Por Pablo Ortellado (foto)
Na última semana, vimos mais uma rodada desta espécie de dança entre a Justiça e militares ligados ao presidente. De um lado, há o movimento por parte desses militares para semear desconfiança no sistema eleitoral, ao que tudo indica, preparando a alegação de fraude caso Bolsonaro perca as eleições por margem reduzida. De outro, há o movimento da Justiça para dirimir quaisquer dúvidas sobre as urnas e envolver os militares na preparação das eleições.
O TSE criou em setembro de 2021 uma Comissão de Transparência nas Eleições (CTE) para fazer a fiscalização e auditoria do processo eleitoral.

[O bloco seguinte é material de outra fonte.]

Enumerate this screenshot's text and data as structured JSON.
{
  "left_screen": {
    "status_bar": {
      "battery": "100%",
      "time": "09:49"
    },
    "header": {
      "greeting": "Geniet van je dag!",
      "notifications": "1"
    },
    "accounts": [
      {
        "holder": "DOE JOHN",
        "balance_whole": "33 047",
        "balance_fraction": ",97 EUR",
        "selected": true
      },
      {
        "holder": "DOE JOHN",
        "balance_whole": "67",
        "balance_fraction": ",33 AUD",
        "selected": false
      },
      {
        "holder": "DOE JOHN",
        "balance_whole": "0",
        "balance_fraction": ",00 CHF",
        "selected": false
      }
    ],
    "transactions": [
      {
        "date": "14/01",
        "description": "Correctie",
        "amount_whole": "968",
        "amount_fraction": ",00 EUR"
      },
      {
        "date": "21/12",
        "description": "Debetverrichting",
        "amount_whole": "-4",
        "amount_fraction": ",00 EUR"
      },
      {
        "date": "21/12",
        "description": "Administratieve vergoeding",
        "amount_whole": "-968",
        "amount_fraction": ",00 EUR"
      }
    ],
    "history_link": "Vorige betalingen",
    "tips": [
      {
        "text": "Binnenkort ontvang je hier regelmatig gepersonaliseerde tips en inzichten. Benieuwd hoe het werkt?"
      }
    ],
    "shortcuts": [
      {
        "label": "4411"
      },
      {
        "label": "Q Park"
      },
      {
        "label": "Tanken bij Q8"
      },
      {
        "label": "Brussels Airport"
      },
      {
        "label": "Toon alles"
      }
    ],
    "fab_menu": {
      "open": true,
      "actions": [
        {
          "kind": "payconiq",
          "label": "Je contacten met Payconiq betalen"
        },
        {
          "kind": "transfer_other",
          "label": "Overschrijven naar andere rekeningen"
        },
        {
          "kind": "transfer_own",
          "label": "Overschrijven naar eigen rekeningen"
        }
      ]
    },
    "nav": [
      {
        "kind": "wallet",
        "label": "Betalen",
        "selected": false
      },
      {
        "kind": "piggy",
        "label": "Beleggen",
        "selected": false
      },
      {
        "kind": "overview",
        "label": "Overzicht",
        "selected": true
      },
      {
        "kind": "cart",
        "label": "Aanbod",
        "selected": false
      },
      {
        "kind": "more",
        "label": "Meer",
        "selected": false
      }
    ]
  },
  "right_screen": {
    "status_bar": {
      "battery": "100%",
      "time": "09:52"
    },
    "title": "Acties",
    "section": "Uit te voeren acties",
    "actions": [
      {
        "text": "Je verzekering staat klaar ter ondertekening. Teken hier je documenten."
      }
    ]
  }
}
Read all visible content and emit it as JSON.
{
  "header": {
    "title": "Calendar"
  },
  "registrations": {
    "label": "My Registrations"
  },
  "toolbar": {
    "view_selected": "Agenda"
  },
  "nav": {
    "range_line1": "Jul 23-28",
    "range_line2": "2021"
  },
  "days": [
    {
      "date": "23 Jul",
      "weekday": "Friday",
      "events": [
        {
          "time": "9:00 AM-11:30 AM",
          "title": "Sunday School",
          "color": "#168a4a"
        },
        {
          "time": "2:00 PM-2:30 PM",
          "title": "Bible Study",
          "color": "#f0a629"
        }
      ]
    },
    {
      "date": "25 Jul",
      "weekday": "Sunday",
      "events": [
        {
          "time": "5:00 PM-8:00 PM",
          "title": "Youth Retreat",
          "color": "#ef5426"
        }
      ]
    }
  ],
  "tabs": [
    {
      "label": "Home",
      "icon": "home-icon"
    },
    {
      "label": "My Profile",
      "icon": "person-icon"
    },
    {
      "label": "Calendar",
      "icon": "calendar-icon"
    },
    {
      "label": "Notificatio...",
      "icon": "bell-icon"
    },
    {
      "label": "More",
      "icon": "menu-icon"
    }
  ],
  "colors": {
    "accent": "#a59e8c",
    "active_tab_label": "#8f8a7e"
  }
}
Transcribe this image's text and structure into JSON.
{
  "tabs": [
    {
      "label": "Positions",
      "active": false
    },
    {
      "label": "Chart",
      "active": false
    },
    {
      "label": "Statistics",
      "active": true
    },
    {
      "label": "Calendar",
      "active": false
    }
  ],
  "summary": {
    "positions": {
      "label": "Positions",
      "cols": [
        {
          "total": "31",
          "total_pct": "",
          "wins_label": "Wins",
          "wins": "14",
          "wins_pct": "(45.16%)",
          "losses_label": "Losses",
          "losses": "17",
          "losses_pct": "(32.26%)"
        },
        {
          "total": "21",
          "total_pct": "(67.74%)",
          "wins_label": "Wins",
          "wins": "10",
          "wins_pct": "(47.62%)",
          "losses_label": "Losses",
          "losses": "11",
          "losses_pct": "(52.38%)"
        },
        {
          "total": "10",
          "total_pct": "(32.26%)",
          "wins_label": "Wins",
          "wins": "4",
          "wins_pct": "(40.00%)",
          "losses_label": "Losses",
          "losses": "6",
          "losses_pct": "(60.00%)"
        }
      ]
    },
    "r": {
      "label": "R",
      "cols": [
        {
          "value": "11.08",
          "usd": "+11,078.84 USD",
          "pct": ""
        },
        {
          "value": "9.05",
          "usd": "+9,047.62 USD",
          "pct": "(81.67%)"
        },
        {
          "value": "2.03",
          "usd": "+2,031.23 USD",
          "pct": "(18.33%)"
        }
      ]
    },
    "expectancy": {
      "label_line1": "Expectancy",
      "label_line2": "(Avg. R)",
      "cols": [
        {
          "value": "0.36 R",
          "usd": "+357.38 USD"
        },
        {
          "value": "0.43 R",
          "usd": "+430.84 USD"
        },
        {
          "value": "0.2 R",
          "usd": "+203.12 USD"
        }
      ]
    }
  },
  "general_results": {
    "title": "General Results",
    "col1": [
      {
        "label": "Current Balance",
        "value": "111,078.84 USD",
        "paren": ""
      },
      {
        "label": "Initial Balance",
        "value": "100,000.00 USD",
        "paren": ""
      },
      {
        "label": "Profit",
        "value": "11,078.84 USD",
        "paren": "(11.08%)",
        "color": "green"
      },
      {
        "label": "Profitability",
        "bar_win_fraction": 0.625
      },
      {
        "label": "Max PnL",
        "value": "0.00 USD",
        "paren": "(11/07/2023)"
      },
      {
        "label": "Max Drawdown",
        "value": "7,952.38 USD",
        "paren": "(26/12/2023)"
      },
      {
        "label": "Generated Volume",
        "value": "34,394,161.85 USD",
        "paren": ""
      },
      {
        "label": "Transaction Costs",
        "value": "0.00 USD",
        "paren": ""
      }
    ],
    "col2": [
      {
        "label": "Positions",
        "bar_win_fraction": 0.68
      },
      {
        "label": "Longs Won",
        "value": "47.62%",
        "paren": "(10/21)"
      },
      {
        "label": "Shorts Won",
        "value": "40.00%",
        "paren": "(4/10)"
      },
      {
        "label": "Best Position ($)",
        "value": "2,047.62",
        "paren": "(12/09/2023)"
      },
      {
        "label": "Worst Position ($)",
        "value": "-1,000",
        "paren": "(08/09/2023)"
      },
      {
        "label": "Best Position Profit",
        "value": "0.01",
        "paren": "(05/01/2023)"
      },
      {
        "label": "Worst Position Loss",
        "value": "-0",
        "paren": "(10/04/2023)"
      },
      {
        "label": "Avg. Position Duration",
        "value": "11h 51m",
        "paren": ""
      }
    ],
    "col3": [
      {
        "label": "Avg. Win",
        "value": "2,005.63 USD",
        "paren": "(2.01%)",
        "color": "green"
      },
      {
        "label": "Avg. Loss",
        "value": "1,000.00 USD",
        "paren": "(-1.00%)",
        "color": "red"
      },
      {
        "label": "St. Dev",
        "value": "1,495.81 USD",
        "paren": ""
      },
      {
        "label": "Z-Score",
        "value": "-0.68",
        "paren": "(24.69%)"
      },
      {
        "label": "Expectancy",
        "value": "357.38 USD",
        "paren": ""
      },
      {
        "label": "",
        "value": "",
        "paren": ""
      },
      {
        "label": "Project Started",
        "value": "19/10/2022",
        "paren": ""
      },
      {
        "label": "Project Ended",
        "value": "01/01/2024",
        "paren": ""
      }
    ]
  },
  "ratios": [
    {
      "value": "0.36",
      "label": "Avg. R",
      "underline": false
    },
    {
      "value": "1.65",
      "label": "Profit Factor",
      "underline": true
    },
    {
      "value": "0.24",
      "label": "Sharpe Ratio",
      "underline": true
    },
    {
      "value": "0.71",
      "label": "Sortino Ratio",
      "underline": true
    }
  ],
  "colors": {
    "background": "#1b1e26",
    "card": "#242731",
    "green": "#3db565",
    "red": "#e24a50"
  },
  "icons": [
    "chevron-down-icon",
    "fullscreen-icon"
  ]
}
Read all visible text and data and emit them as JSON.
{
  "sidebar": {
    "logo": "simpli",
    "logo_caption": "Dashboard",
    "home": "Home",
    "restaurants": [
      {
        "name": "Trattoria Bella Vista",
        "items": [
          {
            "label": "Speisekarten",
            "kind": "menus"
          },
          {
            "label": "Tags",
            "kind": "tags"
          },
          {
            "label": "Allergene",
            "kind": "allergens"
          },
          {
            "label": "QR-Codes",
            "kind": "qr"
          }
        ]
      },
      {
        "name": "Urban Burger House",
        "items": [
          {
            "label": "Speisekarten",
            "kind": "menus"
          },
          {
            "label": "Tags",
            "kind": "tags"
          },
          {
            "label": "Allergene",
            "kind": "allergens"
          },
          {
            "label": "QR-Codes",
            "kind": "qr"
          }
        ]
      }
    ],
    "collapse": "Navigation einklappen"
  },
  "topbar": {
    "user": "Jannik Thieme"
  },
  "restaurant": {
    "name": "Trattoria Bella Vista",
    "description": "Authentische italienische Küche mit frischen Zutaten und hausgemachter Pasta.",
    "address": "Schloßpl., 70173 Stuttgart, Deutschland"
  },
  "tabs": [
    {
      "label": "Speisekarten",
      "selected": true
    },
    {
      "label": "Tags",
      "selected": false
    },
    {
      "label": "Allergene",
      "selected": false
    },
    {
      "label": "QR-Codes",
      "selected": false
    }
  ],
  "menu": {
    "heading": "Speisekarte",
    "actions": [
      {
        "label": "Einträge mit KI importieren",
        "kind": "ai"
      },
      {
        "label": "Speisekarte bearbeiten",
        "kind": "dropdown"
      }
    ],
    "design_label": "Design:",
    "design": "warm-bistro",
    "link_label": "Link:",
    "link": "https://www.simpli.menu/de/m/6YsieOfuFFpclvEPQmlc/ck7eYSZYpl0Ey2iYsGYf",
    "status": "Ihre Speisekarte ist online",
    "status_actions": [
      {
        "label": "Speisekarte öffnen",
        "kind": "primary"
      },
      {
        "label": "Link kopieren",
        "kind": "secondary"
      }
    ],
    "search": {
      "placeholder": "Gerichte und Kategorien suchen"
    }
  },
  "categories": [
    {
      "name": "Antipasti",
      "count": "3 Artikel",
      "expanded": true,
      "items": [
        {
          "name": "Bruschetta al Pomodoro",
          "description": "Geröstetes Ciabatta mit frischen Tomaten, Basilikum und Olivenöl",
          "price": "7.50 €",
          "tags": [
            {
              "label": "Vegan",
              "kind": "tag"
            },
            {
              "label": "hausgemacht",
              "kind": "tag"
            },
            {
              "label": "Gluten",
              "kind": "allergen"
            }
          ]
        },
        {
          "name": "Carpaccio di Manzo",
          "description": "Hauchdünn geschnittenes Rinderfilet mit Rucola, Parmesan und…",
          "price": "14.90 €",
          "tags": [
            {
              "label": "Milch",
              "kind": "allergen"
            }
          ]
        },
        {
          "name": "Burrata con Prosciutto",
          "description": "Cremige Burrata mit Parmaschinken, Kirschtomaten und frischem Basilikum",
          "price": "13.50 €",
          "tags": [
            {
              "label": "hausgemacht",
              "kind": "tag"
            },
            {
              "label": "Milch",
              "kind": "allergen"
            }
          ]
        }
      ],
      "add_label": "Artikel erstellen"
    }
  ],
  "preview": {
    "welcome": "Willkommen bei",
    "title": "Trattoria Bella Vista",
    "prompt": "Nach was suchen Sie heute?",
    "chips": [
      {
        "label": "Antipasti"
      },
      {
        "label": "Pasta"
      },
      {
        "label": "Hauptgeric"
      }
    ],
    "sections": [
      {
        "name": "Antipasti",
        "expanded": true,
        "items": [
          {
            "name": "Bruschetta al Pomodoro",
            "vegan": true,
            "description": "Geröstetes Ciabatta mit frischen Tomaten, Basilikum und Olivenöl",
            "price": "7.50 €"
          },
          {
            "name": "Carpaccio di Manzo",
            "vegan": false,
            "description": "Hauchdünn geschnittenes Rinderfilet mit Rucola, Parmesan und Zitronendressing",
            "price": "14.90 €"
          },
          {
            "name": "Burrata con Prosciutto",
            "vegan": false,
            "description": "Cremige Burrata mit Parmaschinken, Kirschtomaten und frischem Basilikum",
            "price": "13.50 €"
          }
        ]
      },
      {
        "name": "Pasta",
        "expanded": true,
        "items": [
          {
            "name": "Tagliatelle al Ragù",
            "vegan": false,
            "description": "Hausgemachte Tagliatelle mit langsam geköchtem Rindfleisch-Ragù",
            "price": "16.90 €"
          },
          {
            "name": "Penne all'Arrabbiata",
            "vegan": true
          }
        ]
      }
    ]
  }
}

Nessa comissão, além de representantes de ONGs e universidades, uma vaga foi reservada aos militares. Segundo o jornal Valor Econômico, o TSE convidou um almirante para a vaga, mas o Ministério da Defesa ficou incomodado com o convite e terminou indicando o general Heber Portella, alinhado com o Planalto.
Na comissão, o general Portella tem feito críticas detalhadas e incisivas às urnas. Algumas foram vazadas nas redes bolsonaristas, no espírito de mostrar o caráter “vigilante” das Forças Armadas. Isso levou o TSE a publicar respostas a elas (um relatório de mais de 700 páginas!). Depois, o general preparou uma réplica minuciosa — que permanece em sigilo —, e o TSE respondeu numa tréplica publicada pela imprensa.
É a esse jogo duro do representante da Defesa na comissão que o ministro Luís Roberto Barroso aludiu num debate acadêmico na Alemanha no último domingo, ao dizer que as Forças Armadas têm sido orientadas a atacar e a desacreditar o processo eleitoral. A Defesa respondeu à declaração em nota oficial, dizendo que a insinuação do ministro era “ofensa grave” e que os militares “apresentaram propostas colaborativas, plausíveis e exequíveis no âmbito da Comissão de Transparência das Eleições”.
Na quarta-feira, Bolsonaro disse num evento que uma solução para a falta de confiança no sistema eleitoral seria uma apuração paralela das eleições pelas Forças Armadas: “Quando encerra eleições e os dados chegam pela internet, tem um cabo que alimenta a ‘sala secreta do TSE’ (...), onde meia dúzia de técnicos diz ‘quem ganhou foi esse’. Uma sugestão é que, nesse mesmo duto, seja feita uma ramificação, um pouco à direita, porque temos um computador também das Forças Armadas para contar os votos”. Um dia depois, em sua live semanal, o presidente disse que o TSE deveria atender às sugestões das Forças Armadas “para o bem de todos”.
Não existe uma sala secreta que recebe os dados das urnas e declara o vencedor. A proposta de uma apuração em paralelo pelos militares deveria acender um alerta. Assim como também deveria acender um alerta a proposta da Defesa na comissão do TSE de que se tomem “medidas que permitam a validação e a contagem de cada voto, mesmo que as mídias ou urnas sejam descartadas” —proposta que cheira demais à tese derrotada do voto impresso.
Essa situação toda começou com o esforço de Bolsonaro por cooptar militares para o governo e, ao mesmo tempo, promover a descrença no sistema eleitoral. A campanha de Bolsonaro pôs bastante energia em desacreditar as urnas ainda nas eleições de 2018, mesmo quase tendo vencido no primeiro turno (Bolsonaro teve 46% dos votos). Na Universidade de São Paulo, fizemos um levantamento das postagens bolsonaristas no Facebook nos 40 dias de campanha do primeiro turno e identificamos 1,5 milhão de compartilhamentos de postagens atacando as urnas.
Não é segredo que a estratégia é a mesma de Donald Trump, que, também tendo vencido Hillary Clinton em 2016, alegou fraude. Depois, em 2020, saiu da Casa Branca vociferando que as eleições haviam sido roubadas. Trump incentivou a invasão do Congresso americano no dia da validação do resultado e, soube-se depois, estudou mandar o Exército para apreender urnas nos estados. Até hoje, um terço do eleitorado americano acredita que as eleições de 2020 foram fraudadas. A tese conspiratória tem até nome: “A grande mentira”.
Toda essa movimentação do TSE é para impedir que o Brasil viva sua própria versão da grande mentira. A estratégia é segurar os militares, esclarecendo dúvidas e os incorporando à própria dinâmica do processo eleitoral, para que não possam se somar aos gritos de fraude que vierem do lado de fora. A própria necessidade de segurar os militares para impedir que sejam mobilizados pelas alegações fantasiosas do presidente mostra quanto nossa democracia já está fragilizada.